Because the Christian chapel has unmatched “grandeur” — including the crypt of famed seaman John Paul Jones — the humanists complain that nothing else will do.  The non-theists apparently admire theistic architecture.

To be clear, there are several chapels at Annapolis, including a Jewish one with an equally famous namesake in Uriah Philips Levy.
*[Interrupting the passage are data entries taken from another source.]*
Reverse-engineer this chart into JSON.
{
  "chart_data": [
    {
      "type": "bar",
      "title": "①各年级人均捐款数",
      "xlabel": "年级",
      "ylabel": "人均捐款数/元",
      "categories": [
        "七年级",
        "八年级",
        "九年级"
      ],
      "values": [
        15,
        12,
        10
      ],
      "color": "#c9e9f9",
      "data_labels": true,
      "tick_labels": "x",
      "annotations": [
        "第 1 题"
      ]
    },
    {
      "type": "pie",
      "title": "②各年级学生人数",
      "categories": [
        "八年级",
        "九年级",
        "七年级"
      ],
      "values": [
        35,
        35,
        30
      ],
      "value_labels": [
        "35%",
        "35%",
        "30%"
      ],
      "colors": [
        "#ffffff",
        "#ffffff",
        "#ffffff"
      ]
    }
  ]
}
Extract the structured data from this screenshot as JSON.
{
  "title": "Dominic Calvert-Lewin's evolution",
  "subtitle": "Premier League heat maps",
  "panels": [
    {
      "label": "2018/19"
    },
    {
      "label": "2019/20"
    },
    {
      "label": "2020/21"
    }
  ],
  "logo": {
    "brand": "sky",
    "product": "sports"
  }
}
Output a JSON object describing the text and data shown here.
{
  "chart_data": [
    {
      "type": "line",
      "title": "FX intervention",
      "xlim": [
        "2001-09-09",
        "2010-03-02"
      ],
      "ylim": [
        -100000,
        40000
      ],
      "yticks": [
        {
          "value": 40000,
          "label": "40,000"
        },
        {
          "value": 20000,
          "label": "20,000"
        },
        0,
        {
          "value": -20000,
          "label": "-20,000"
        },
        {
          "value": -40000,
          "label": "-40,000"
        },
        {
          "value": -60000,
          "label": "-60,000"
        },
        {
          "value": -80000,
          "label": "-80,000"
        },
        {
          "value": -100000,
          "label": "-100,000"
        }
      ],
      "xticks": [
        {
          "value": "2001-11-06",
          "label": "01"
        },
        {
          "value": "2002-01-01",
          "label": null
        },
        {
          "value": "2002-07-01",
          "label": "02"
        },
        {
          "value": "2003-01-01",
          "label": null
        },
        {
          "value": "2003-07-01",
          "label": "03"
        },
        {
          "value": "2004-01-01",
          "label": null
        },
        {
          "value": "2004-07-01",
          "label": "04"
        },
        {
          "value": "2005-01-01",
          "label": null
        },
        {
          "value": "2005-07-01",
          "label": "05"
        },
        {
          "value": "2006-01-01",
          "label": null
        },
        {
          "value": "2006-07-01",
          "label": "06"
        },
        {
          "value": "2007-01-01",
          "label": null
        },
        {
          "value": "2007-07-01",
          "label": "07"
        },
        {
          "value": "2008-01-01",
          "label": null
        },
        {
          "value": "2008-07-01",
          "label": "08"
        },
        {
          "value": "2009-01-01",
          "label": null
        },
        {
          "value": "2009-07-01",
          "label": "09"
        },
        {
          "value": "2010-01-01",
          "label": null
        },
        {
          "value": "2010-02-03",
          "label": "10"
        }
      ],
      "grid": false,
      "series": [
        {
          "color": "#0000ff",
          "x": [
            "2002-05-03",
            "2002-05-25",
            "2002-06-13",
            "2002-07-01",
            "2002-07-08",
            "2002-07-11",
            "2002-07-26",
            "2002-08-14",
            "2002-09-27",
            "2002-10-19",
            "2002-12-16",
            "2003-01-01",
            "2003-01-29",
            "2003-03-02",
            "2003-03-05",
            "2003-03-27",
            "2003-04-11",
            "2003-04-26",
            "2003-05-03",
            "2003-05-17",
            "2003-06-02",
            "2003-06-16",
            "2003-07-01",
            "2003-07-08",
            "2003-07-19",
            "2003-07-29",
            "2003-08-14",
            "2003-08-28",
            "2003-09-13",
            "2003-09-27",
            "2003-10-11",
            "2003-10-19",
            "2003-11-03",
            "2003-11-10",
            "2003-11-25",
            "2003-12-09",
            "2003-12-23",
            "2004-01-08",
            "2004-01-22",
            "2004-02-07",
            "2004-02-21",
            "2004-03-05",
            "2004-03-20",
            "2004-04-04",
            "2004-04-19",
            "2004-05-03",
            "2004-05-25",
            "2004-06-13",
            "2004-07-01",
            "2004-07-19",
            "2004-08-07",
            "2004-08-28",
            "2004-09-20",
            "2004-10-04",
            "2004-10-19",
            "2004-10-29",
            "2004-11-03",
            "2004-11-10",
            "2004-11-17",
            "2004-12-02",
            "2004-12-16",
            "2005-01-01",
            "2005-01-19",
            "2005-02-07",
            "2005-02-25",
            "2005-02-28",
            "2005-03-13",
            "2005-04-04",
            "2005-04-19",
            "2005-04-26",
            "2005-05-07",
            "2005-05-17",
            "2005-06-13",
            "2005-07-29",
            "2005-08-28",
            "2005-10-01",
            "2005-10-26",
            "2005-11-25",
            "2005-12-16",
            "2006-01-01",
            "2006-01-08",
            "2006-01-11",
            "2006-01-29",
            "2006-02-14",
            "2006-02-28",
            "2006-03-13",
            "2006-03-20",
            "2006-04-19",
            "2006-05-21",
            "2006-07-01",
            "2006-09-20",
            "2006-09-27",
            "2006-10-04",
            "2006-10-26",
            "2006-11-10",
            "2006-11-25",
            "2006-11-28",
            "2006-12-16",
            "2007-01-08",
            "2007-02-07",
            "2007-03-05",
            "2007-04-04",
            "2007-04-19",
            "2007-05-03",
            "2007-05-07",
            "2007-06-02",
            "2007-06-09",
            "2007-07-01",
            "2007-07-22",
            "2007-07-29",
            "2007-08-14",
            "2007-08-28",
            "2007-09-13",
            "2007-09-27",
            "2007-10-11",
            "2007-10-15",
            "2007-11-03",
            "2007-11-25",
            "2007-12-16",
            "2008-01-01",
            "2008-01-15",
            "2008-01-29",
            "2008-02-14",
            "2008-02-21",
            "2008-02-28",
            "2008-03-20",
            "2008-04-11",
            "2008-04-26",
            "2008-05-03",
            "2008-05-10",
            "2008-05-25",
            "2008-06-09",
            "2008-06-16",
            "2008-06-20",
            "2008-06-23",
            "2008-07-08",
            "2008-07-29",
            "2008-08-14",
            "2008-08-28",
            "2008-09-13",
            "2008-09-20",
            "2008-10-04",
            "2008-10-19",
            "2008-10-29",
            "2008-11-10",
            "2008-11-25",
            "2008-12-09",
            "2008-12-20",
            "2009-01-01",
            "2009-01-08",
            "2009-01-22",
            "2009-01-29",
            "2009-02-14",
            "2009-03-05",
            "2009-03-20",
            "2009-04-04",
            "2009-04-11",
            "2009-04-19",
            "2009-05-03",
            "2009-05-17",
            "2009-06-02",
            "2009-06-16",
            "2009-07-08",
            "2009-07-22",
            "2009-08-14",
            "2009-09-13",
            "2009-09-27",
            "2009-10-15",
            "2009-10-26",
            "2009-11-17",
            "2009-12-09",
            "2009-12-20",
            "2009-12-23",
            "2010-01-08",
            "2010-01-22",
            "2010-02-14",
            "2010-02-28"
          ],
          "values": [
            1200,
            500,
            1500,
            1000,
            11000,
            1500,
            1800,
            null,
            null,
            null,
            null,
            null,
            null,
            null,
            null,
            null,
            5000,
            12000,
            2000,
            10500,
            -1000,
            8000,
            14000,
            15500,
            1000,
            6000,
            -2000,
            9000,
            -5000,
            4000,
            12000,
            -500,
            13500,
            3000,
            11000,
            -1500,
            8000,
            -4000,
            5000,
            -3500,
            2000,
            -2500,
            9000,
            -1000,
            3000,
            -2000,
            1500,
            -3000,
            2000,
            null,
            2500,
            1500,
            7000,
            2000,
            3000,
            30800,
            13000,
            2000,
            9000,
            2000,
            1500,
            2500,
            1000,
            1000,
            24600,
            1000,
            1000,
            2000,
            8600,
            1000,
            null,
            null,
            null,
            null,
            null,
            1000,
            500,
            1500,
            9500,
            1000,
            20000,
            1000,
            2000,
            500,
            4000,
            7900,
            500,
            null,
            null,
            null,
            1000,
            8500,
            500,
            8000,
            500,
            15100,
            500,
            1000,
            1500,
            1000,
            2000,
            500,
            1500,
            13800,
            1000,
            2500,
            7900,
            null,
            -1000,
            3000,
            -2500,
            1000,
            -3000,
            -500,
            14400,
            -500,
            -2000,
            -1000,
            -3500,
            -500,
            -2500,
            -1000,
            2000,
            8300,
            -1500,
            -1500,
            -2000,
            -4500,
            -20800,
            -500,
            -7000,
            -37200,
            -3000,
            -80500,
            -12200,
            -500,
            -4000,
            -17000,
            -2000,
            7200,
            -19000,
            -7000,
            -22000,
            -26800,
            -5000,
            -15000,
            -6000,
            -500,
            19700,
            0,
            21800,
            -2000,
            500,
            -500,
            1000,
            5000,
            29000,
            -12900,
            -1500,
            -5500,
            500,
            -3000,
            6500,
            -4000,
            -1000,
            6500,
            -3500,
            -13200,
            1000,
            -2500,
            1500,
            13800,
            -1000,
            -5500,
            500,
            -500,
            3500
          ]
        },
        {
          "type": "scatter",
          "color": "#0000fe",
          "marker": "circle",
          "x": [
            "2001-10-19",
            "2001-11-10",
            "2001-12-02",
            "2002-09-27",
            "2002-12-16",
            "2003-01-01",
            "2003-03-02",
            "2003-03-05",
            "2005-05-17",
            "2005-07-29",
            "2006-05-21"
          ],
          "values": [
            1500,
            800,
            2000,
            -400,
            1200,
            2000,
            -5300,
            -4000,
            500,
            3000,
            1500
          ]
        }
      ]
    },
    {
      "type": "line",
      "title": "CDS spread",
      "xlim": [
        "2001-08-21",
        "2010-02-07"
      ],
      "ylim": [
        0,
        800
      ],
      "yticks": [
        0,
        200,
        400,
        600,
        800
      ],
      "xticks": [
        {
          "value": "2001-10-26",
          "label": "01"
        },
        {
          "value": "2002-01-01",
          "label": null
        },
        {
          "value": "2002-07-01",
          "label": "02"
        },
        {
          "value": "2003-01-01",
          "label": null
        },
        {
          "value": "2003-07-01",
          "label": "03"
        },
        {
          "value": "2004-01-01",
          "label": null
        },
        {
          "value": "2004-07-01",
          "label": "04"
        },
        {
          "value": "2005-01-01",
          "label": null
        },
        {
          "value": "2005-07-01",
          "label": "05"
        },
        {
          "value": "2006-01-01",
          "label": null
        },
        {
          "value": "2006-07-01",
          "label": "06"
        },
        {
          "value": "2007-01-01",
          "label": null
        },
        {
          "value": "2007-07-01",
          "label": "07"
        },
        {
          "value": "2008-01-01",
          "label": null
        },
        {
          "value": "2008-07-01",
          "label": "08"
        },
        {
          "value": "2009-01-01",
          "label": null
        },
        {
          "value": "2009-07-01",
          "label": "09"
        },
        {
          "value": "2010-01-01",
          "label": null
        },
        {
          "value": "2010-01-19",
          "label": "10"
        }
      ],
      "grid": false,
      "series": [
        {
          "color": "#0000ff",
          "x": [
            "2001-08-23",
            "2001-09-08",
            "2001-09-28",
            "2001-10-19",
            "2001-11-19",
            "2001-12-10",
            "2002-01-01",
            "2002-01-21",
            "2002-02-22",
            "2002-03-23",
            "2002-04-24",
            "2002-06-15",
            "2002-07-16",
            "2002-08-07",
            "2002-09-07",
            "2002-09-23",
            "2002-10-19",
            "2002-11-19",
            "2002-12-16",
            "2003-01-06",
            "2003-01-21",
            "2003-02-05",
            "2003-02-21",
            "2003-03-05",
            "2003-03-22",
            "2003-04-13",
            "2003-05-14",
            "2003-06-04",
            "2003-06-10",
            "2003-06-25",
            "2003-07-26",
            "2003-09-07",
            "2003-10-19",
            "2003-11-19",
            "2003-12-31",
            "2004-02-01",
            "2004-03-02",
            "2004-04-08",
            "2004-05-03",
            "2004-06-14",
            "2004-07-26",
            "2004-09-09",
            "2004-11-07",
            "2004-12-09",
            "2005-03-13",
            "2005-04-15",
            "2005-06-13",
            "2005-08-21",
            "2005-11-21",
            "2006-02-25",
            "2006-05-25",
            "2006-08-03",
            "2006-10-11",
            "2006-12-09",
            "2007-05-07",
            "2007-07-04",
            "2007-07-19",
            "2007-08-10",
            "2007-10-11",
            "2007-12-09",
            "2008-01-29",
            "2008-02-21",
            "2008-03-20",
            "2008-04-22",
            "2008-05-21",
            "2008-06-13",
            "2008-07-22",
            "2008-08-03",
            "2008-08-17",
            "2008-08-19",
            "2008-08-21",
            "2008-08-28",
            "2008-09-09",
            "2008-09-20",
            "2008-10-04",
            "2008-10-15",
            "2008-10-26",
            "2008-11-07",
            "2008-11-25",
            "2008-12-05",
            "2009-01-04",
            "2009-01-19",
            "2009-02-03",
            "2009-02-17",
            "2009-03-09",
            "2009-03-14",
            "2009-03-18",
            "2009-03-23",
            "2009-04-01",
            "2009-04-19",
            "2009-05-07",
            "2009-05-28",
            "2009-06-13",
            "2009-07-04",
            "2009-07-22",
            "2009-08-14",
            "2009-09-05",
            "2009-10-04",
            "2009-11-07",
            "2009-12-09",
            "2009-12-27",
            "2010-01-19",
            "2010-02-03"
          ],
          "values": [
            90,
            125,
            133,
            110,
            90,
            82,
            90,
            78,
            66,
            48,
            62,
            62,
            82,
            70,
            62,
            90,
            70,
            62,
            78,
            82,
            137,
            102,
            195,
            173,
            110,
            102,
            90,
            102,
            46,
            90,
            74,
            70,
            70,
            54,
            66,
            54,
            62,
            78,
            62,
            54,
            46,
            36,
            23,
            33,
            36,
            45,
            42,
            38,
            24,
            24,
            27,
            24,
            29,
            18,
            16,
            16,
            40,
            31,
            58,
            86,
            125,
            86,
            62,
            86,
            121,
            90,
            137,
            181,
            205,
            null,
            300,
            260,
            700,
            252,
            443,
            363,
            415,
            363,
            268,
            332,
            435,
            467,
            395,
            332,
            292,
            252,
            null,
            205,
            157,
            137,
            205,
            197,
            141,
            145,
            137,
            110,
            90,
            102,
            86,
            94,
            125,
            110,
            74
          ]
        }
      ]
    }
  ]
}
The issue isn’t that Annapolis won’t allow the wedding; just that it won’t let the humanists conduct it in the facility of their choosing.

The policy is actually not uncommon, though it is not often brought up.  That’s because only a few military bases remain that have faith-specific chapels.  These chapels were built decades — in this case, more than a century — ago, before “faith neutral” became the enfored norm for these faith-based settings.  When a post has a faith-specific chapel, it is not uncommon for the base to reserve it for adherents to that faith.

The “controversy” is ultimately mundane.  There are certainly arguments to be made for the respect for the facility and those whose faith is (permanently, unchangeably) represented there.  There are also arguments to be made about some non-religious ideologies believing they have a “right” to be equal to religion —  while simultaneously claiming they cannot be restricted like a religion.  Thus, they want the good “trappings” of religion without, as the FRC says, all the “Christian stuff.”  These claims sometimes come across as a spoiled child demanding a present on his sibling’s birthday.

The American Humanist Association is said to be considering a lawsuit.  (Oddly, their announcement initially omitted Jason Torpy’s one-man Military Association of Atheists and Freethinkers, until he complained.)

(The regional Colorado Springs Independent queried the US Air Force Academy to see if their policies were similar.  In short, USAFA restricts use of the chapel to ceremonies that are “religious in nature.”  Since humanism isn’t a religion…)

In the end, though, it neither “picks my pocket nor breaks my leg” should a non-Christian perform a wedding in the chapel.  The US Naval Academy is free to reserve specific spaces for specific functions, or it is free to open all locations to any person.

In fact, maybe Annapolis should be encouraged to open the facility to use by non-Christian wedding ceremonies.  Perhaps the “grandeur” of the building during the ceremony, captured in their wedding photos for posterity, will one day help them see the grandeur of the King.  One can hope.